The described mechanism provides means for insulin signaling regulation by FAs with differential effects of saturated and unsaturated FAs. Dysregulation of CD36-mediated FA sensing mechanisms, as it occurs in obesity, would lead to impaired lipid metabolism, accumulation of toxic lipid metabolites, hepatic IR and metabolic dysfunction. 2. Differences in circulating sEVs between people with low or high intrahepatic triglycerides Small extracellular vesicles (sEVs) (also known as exosomes) are nanoparticles with a diameter <200 nanometers that are secreted by most cells in a tissue and provide a pathway for communication with other tissues. sEVs are membrane-bound vesicles that are formed inside the cell and are released from the cell on fusion with the plasma membrane. The composition of the sEV cargo reflects the cell of origin and is believed to mediate paracrine and endocrine communication between the tissue of origin and target tissues. sEVs can exert specific effects on gene expression and function of recipient tissues by delivering miRNAs (the most studied sEV cargo) as well as bioactive lipids, and regulatory proteins.

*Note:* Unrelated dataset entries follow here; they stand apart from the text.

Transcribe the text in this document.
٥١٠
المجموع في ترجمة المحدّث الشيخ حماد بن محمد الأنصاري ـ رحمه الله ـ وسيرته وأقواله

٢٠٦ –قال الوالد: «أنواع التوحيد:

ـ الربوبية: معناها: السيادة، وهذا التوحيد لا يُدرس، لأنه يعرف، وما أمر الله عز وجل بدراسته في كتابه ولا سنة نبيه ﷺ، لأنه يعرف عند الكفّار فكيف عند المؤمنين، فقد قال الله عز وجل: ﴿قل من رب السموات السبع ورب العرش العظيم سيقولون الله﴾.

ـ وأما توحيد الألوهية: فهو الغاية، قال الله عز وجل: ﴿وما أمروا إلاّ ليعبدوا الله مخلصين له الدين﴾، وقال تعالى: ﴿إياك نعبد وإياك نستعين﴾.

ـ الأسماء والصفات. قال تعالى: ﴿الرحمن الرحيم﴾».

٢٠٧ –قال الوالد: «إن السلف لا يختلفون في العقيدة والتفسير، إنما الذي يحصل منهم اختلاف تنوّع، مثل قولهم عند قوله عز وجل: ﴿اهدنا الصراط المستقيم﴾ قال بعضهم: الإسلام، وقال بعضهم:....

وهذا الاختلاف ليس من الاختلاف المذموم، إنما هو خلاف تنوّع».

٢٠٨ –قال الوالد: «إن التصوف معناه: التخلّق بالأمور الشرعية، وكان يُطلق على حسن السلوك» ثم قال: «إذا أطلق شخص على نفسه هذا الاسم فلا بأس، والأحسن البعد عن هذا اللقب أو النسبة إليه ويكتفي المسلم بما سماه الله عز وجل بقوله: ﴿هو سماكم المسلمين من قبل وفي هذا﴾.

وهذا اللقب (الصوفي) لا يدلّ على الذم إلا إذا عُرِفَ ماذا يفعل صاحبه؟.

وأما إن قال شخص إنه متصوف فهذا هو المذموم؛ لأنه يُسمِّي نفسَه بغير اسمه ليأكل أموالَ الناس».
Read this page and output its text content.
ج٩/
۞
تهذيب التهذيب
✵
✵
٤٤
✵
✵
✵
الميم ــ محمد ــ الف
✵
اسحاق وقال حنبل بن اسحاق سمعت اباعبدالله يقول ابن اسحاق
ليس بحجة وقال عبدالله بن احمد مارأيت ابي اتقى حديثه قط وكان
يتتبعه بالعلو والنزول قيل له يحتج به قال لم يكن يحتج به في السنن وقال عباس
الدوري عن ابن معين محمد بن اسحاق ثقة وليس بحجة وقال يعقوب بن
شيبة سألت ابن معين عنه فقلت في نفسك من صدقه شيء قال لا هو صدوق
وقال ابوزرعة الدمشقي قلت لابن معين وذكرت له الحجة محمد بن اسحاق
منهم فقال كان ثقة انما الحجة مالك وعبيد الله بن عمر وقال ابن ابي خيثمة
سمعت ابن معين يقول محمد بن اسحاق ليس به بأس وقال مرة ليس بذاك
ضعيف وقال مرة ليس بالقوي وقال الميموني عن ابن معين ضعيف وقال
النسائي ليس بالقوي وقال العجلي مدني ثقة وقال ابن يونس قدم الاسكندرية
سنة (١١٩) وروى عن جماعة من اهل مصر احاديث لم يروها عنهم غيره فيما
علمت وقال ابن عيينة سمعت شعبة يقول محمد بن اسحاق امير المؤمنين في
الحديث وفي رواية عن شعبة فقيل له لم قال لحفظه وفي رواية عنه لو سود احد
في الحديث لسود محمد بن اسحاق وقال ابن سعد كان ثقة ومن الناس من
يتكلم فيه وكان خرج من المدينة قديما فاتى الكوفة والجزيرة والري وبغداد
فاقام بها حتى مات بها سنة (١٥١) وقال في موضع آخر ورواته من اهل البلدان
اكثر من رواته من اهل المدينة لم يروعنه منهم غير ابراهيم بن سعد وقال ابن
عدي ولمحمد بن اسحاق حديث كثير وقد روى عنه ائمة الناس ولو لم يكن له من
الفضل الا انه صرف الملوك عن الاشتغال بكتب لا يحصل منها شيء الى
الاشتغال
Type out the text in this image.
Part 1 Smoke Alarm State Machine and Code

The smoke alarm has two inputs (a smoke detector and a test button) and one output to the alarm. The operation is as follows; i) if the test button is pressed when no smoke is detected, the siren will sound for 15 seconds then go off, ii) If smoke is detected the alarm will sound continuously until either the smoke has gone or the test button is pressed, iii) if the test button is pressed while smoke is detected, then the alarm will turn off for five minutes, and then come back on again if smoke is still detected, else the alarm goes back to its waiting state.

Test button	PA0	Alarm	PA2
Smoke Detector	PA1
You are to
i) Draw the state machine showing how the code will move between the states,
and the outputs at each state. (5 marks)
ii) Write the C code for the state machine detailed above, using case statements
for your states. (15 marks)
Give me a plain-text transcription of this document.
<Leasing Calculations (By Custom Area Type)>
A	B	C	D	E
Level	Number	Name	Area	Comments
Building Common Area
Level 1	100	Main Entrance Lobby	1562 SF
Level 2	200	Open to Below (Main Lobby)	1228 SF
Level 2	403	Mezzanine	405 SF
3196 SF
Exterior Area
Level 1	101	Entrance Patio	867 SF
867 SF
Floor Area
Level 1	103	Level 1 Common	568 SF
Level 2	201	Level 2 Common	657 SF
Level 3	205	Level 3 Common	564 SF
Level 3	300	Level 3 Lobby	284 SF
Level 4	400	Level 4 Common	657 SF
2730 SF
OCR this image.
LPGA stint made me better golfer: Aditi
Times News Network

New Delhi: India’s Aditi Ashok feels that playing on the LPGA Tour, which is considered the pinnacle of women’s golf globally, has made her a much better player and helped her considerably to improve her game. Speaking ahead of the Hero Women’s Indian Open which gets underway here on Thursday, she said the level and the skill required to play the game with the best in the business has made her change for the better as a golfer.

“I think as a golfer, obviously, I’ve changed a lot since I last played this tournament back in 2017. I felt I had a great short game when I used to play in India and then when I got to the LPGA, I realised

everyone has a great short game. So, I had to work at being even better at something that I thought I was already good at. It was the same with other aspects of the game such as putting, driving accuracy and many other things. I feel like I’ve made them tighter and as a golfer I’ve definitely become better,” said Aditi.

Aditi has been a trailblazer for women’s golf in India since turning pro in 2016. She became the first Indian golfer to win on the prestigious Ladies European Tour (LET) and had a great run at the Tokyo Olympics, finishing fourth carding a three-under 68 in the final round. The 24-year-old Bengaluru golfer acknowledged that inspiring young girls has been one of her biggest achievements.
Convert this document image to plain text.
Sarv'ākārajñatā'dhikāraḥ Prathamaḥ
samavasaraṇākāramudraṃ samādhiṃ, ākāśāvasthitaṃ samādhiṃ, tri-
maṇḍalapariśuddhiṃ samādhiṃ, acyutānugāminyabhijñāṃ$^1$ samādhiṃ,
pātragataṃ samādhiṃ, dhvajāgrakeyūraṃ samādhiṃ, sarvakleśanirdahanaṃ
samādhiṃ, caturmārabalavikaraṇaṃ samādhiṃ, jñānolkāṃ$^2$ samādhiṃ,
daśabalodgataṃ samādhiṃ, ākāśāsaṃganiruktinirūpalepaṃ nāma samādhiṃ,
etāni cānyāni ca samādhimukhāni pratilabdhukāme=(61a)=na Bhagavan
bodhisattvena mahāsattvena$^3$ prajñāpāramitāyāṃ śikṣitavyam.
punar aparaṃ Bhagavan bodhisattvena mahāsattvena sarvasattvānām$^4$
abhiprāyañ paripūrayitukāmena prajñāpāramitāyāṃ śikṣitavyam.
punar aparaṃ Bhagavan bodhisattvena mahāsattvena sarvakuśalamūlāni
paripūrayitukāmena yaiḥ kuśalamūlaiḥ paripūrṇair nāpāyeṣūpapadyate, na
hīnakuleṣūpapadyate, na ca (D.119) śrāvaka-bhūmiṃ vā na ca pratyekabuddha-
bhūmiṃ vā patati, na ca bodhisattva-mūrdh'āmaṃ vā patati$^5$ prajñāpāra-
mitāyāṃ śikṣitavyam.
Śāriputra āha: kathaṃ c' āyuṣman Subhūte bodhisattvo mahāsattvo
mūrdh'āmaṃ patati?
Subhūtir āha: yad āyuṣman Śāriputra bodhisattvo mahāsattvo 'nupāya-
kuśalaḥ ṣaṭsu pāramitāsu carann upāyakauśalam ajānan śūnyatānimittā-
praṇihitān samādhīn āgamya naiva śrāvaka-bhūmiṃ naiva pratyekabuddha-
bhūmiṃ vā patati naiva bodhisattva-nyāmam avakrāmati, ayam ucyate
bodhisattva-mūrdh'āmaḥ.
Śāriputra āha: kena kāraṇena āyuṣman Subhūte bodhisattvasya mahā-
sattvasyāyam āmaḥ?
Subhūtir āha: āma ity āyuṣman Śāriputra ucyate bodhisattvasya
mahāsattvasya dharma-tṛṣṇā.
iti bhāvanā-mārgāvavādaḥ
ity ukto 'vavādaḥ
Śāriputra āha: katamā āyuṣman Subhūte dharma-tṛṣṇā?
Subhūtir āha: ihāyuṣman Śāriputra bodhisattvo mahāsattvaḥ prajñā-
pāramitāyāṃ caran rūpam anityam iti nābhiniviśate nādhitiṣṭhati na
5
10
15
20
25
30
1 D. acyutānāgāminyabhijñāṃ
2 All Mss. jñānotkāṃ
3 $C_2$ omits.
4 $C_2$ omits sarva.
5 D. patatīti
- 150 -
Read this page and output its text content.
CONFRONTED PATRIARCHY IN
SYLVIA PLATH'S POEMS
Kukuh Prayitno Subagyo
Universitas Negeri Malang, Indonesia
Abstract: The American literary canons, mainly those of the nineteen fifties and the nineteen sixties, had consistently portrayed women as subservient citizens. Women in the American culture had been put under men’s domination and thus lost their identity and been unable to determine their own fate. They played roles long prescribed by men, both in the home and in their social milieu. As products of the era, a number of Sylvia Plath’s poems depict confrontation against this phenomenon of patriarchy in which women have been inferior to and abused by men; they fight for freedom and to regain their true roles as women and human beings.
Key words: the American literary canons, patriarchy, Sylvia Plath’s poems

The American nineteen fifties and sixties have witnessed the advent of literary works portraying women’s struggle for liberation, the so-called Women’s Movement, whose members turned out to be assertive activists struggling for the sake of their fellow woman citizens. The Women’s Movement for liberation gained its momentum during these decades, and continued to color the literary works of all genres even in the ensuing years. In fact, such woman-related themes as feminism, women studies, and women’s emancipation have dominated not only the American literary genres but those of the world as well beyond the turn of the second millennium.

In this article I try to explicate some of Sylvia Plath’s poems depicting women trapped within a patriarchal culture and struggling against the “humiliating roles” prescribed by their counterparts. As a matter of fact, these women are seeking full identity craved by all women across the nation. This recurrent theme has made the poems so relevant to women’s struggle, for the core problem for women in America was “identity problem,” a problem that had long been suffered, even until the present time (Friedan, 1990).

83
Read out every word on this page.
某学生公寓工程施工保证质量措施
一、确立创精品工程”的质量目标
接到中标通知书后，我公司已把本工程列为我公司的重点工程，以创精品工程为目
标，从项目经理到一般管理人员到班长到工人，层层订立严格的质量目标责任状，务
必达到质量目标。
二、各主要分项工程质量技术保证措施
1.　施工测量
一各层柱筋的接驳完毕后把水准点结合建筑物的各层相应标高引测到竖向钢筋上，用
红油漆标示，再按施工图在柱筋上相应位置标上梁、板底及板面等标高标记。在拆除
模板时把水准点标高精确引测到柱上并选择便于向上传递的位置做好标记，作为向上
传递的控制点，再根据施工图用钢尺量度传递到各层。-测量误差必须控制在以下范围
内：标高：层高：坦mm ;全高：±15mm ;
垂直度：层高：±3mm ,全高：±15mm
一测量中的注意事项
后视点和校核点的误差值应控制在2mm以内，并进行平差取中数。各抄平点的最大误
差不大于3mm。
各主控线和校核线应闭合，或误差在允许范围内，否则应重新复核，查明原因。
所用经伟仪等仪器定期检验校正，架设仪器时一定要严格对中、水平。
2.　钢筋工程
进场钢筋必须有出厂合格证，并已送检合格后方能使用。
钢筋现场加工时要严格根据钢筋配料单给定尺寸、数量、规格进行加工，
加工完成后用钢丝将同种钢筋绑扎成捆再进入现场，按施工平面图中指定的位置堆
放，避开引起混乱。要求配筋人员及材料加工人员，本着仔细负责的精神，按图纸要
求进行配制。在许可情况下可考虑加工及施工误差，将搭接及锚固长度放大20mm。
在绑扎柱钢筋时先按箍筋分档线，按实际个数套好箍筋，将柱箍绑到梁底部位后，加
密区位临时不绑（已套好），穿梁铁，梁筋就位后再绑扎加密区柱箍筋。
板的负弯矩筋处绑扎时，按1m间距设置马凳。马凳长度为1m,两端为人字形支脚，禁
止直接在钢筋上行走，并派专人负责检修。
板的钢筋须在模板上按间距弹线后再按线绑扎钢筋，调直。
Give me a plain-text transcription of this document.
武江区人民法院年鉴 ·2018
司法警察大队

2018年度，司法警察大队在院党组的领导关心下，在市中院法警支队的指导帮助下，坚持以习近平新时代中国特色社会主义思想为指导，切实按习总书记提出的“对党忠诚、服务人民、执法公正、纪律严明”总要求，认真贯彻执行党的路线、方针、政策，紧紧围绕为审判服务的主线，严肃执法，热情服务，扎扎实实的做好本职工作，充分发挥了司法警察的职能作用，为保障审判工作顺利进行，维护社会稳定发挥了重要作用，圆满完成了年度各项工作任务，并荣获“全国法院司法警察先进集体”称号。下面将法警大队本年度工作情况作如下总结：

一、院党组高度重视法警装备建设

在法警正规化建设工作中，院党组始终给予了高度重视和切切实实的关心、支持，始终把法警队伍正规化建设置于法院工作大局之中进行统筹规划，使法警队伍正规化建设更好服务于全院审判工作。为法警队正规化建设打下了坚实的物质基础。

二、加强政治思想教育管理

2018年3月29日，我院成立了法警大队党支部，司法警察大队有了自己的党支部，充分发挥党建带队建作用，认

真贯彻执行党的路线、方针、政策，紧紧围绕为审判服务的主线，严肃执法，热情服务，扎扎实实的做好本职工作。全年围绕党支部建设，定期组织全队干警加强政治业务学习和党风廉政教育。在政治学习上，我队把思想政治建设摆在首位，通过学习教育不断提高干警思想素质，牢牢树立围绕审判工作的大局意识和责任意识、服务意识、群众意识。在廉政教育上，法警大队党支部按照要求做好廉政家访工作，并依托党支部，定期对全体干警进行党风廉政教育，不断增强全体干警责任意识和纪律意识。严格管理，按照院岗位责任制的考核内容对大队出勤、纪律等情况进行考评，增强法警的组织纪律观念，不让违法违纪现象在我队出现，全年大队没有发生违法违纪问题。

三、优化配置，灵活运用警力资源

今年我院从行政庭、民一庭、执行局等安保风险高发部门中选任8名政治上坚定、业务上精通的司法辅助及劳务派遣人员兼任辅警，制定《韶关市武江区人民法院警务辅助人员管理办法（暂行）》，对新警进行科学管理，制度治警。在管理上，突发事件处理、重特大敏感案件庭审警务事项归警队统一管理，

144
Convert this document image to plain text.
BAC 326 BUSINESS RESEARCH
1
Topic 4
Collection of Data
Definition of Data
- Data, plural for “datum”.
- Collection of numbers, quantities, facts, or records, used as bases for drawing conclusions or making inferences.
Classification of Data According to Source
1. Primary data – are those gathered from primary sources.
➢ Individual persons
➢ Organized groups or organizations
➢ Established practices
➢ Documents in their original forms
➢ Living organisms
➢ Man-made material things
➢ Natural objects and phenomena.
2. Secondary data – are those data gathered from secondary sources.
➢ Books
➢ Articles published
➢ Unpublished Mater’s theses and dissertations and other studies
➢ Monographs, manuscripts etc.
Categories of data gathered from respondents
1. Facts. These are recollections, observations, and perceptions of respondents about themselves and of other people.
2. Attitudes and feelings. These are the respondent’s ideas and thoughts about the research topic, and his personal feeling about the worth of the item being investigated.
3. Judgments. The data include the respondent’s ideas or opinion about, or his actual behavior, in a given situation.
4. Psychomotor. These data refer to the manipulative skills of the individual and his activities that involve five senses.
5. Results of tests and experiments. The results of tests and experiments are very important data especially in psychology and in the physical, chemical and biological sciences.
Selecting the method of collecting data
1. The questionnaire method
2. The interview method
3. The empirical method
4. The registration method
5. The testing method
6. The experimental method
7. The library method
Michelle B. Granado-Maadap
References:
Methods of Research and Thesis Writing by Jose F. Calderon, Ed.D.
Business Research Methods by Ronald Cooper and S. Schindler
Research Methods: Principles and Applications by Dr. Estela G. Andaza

Obesity and T2D were shown to associate with increased abundance of circulating sEVs. We postulated that sEVs secreted from liver of people with NAFLD transport disease-promoting signals to skeletal muscle and other tissues and facilitate the development of multi-organ IR and the associated metabolic diseases. To explore this hypothesis, we initiated a pilot human study where we recruited subjects with obesity and either low or high intrahepatic triglyceride (IHTG) content (n=10 subjects/group). Plasma samples and metabolic profiles of human subjects were obtained through a collaboration with the Center of Human Nutrition at Washington University in St. Louis. The following metabolic characteristics were used as inclusion criteria for the study: 1) low IHTG group: BMI 30.0-44.9 kg/m2, normal fasting blood glucose and oral glucose tolerance and IHTG <5% of total liver volume; and 2) high IHTG group: BMI 30.0-44.9 kg/m2, impaired oral glucose tolerance and IHTG content ≥10%. Each participant underwent comprehensive metabolic testing, including a state-of-the-art assessment of liver fat and insulin sensitivity. We collected blood from all participants and developed and optimized methods for reliable and reproducible isolation of circulating sEVs. Currently, we are conducting systematic, high-throughput analyses of the isolated sEVs, to identify the specific cargo molecules (miRNAs, proteins and lipids) carried by sEVs of people with high IHTG. The content of signaling molecules in sEVs of people with obesity and low or high IHTG is systematically characterized, to identify the factors that contribute to IR and metabolic dysfunction associated with NAFLD. In parallel, we have been examining the pathophysiological effects of sEVs on IR in cells in culture. Our early findings show that sEVs from people with high IHTG induce insulin resistance in human muscle cells. These findings indicate that plasma sEVs in people with obesity and NAFLD contain molecules that promote metabolic dysfunction in muscle. Later, we plan to examine the effects of sEVs on IR and metabolic diseases in mice infused with the different types of human sEVs that we are collecting.